On Thursday, Nour demanded the election be repeated because of the allegations, but the commission _ which reform-minded judges have accused of being dominated by the government _ rejected the request.

Third-place finisher Gomaa said Friday his party would put together a list of the election violations it witnessed and present them to the commission. But, speaking to Al-Jazeera television, he acknowledged that the violations were not enough to affect Mubarak's victory.

Even so, as some (and one in particular) like to say, "democracy is a process, not an event." Judging by Western standards, the Egyptian election does not look like much. But when considered in context -- i.e., a country that has known only autocratic rule for the last 50 years -- this event is inspiring. When viewed in connection with the (i) Iraq elections and subsequent Constitutional process, (ii) the Palestinian elections, (iii) the Lebanon elections, (iv) the Saudi elections, (v) the Afghanistan elections, and (iv) the Pakistani elections, none of which have gove perfectly (albeit some better than others) the "process" of democracy begins to appear.

There's no question that Mubarak's re-election is not much more than a baby step in that process, but it's diminutive stature in the great annals of democracy should not dimish its importance. A two-inch putt counts as much as a 350 yard drive. The very fact that the autocratic grip on what has hitherto sufficed as an "electoral process" has been ever so slightly loosened should be recognized as a an awakening of hope for the Egyptian people, and for the populous of the Arab world in general. Taken as a sign that democracy is beginning to emerge in a land that has never truly known governance by the governed, it starts a fire in the bellies of Arabs elsewhere to see such reforms, however slight, in their own countries. It will take time, but the cries of "kifaya" will grow louder and louder until the autocrats and dictators have no choice but to change.
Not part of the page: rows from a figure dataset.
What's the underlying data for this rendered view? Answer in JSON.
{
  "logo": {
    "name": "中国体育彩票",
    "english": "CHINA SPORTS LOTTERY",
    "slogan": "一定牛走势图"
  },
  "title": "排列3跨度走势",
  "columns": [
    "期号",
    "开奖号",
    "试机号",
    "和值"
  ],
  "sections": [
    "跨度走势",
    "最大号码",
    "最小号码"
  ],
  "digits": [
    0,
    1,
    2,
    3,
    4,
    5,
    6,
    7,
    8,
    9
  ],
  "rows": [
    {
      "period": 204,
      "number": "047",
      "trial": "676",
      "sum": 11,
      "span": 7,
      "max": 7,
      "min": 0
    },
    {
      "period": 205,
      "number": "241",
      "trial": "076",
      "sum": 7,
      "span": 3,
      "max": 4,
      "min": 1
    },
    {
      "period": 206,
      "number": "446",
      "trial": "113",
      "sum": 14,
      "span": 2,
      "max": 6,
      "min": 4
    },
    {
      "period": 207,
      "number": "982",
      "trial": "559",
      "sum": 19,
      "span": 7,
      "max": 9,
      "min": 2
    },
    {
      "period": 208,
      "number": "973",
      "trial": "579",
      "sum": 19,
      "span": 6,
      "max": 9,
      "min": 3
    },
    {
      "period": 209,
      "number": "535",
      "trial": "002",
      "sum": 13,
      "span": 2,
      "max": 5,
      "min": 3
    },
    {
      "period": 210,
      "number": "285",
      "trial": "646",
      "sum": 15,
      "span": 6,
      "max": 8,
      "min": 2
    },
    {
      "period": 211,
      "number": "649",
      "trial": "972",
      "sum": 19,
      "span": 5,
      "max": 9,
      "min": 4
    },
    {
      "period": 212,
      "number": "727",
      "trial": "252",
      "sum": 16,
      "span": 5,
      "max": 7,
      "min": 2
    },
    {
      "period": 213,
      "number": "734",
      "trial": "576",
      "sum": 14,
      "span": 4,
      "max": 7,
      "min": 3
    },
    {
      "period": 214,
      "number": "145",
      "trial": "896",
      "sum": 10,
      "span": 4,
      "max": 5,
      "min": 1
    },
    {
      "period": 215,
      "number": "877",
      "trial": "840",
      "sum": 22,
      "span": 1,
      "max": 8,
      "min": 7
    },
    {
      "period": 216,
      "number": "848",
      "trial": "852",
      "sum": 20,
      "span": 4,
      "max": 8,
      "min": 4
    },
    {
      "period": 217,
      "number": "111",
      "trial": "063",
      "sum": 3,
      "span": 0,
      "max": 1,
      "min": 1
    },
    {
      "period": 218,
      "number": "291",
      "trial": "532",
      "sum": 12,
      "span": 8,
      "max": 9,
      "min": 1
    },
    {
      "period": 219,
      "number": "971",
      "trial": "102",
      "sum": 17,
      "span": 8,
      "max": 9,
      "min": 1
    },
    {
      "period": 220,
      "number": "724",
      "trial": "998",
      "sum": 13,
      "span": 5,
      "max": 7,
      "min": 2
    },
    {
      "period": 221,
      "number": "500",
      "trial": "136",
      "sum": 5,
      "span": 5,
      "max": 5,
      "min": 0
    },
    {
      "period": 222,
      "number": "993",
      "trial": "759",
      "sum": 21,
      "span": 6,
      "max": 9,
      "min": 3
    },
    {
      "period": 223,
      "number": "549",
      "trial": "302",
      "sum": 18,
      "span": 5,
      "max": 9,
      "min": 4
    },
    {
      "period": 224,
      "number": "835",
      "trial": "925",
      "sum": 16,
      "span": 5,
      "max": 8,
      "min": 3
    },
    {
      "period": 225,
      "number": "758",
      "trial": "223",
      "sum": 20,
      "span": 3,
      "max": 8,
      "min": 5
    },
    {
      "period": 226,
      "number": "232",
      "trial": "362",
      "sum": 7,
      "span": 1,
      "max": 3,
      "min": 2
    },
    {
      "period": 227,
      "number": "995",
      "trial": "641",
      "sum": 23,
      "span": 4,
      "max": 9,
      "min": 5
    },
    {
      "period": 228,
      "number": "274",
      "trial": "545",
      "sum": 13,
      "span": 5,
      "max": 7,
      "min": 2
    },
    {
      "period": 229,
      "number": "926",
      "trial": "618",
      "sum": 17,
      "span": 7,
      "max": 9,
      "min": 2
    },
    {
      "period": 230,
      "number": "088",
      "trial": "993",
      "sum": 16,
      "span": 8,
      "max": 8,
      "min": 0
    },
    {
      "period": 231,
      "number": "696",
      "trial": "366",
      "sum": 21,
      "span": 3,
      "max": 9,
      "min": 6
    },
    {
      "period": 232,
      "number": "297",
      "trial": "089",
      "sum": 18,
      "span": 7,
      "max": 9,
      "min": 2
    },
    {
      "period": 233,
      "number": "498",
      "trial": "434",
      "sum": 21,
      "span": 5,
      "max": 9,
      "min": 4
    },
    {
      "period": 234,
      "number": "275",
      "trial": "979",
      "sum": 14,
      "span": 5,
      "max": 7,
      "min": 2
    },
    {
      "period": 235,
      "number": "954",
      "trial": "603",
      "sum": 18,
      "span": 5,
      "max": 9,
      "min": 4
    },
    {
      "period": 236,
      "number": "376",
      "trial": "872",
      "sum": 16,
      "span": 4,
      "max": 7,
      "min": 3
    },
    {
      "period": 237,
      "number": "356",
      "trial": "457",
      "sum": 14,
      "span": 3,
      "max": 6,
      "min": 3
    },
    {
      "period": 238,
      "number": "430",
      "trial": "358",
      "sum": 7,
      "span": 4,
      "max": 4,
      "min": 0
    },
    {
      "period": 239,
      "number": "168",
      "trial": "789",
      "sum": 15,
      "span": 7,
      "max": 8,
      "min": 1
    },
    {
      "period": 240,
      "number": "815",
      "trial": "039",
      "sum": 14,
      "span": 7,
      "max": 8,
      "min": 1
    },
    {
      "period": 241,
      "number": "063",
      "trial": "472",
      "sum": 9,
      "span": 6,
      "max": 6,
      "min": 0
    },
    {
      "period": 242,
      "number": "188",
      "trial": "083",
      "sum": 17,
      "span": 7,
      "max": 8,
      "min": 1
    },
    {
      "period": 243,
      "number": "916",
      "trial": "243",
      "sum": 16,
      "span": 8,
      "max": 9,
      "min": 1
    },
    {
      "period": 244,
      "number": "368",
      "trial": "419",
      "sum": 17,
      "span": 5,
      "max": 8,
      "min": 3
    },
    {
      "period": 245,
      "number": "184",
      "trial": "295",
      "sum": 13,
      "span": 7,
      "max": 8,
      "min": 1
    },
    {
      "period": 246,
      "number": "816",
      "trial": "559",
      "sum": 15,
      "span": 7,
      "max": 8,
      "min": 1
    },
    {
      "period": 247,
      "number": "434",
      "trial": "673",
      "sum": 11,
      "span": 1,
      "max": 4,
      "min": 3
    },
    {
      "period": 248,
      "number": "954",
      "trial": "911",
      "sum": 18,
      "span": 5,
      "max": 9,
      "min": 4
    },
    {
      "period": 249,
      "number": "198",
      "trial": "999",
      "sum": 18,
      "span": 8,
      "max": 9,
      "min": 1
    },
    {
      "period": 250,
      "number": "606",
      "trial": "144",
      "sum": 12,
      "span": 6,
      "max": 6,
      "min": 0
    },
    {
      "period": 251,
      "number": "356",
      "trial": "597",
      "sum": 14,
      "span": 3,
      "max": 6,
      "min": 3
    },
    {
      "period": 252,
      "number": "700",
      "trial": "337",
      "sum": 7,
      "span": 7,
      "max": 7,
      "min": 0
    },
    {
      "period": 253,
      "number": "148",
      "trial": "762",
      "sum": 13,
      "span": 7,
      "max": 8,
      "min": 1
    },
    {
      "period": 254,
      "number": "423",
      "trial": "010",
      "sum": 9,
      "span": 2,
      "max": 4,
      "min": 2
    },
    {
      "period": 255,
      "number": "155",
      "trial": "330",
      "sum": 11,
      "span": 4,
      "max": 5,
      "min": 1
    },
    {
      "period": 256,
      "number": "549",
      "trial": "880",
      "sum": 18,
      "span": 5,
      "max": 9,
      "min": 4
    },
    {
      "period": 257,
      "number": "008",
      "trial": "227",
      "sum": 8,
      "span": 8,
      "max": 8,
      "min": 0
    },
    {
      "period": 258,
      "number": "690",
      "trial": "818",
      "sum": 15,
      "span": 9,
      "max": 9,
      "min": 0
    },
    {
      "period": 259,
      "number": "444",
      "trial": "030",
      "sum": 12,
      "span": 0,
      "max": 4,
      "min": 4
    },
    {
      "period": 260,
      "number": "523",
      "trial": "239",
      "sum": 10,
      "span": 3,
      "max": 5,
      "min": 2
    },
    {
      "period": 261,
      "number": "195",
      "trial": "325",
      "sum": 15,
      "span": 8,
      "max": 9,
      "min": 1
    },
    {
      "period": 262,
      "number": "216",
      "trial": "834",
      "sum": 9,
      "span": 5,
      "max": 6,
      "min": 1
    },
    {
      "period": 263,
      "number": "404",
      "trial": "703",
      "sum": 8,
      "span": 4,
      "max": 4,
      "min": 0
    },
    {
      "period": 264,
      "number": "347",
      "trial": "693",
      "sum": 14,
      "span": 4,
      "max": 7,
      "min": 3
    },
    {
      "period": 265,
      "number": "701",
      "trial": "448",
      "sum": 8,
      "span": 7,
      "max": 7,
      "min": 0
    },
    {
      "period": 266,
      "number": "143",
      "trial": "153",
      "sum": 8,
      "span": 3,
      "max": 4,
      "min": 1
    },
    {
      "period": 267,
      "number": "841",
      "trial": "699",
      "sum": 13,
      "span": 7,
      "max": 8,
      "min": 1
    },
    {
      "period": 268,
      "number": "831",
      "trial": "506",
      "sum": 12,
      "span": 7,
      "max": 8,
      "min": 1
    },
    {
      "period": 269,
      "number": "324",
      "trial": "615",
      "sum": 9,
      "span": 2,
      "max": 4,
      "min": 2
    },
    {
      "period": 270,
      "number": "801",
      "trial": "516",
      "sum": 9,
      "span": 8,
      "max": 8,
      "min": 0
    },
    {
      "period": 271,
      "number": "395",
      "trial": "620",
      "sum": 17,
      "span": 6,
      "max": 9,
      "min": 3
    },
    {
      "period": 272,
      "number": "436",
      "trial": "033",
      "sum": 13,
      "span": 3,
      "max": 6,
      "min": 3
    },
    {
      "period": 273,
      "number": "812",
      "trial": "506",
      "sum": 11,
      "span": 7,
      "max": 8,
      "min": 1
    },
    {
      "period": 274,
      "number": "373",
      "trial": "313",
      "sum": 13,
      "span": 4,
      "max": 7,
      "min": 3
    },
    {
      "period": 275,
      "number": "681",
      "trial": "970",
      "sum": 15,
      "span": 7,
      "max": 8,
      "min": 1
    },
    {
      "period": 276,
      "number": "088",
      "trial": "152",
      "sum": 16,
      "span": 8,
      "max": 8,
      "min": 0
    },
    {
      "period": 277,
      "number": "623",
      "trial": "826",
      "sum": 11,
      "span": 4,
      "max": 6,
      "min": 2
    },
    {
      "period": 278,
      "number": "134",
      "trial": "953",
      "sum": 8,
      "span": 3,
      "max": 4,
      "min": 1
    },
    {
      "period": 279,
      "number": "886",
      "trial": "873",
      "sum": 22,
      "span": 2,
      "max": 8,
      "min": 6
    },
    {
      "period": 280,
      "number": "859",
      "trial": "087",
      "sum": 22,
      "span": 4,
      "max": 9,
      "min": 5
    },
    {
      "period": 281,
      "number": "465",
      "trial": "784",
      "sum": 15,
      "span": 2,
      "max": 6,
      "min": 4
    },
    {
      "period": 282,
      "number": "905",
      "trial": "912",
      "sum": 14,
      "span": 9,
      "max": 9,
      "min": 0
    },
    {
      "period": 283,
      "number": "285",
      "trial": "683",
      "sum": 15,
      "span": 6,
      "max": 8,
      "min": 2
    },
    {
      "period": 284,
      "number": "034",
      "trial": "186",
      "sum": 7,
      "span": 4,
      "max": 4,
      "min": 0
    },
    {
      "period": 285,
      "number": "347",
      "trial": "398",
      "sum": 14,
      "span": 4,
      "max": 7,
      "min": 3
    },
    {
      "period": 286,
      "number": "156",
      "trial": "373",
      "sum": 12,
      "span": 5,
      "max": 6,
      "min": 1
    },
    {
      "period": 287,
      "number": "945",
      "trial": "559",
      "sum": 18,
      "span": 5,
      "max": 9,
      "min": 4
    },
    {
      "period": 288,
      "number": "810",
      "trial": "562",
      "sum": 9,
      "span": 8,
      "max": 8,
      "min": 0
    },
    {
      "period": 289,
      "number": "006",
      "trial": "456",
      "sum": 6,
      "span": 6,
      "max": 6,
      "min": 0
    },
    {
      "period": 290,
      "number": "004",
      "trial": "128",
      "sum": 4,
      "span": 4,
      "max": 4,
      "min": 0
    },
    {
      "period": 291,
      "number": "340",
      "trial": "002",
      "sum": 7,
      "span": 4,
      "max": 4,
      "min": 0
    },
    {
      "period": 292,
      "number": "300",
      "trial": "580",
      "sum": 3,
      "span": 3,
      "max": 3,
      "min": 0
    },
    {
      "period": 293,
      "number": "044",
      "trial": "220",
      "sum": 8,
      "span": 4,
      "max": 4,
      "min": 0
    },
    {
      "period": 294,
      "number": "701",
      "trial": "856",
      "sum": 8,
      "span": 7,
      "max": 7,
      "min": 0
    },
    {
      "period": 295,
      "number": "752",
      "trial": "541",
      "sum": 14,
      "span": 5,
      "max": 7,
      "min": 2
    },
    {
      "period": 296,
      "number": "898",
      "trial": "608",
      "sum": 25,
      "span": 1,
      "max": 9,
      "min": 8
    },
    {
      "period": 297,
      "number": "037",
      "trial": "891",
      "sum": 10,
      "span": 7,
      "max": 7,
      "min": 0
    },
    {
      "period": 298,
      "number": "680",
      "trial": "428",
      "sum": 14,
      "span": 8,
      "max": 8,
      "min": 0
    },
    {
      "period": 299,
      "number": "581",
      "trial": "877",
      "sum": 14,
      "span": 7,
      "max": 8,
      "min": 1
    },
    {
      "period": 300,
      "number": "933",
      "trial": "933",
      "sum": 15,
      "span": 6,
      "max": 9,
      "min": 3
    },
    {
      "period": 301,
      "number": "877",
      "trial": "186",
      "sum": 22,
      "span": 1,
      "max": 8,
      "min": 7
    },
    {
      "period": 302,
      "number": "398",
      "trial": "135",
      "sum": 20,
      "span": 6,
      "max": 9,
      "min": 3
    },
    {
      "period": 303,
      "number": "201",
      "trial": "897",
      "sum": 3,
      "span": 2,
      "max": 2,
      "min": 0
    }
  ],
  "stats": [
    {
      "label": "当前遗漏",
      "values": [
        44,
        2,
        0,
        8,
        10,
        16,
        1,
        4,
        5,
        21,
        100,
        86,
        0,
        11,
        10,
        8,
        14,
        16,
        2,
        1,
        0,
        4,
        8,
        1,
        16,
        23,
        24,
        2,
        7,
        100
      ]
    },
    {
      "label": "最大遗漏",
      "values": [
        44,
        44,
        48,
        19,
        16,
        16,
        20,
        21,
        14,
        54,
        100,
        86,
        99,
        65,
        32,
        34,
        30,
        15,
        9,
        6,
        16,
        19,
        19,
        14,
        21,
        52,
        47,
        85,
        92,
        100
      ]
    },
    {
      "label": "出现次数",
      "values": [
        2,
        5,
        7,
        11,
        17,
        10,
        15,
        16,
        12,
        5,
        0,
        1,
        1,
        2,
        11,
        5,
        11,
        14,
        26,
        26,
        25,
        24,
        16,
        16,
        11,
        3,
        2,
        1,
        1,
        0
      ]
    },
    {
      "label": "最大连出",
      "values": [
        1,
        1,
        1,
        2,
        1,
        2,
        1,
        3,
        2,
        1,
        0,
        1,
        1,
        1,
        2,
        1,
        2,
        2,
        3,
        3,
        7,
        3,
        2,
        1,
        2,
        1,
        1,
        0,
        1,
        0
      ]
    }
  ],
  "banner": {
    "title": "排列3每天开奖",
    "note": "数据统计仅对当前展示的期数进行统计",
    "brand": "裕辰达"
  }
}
What results will most certainly have little resemblence to American, Canadian, European or even (hopefully) South American democracy. That's actually not very important. What matters most is that the political structure reflects, as accurately as possible, the will of the governed, as the those who are currently governed see fit to express it. If that means some countries are theocracy well, that probably does not bode well for us. However, an energetic democacy, viz one that continually regenerates through frequent elections, would not be as foreboding since the governing body would constantly be held to account in meeting the desires of the electorate. The fact that this nascent process is beginning with elections, therefore, is encouraging in my mind.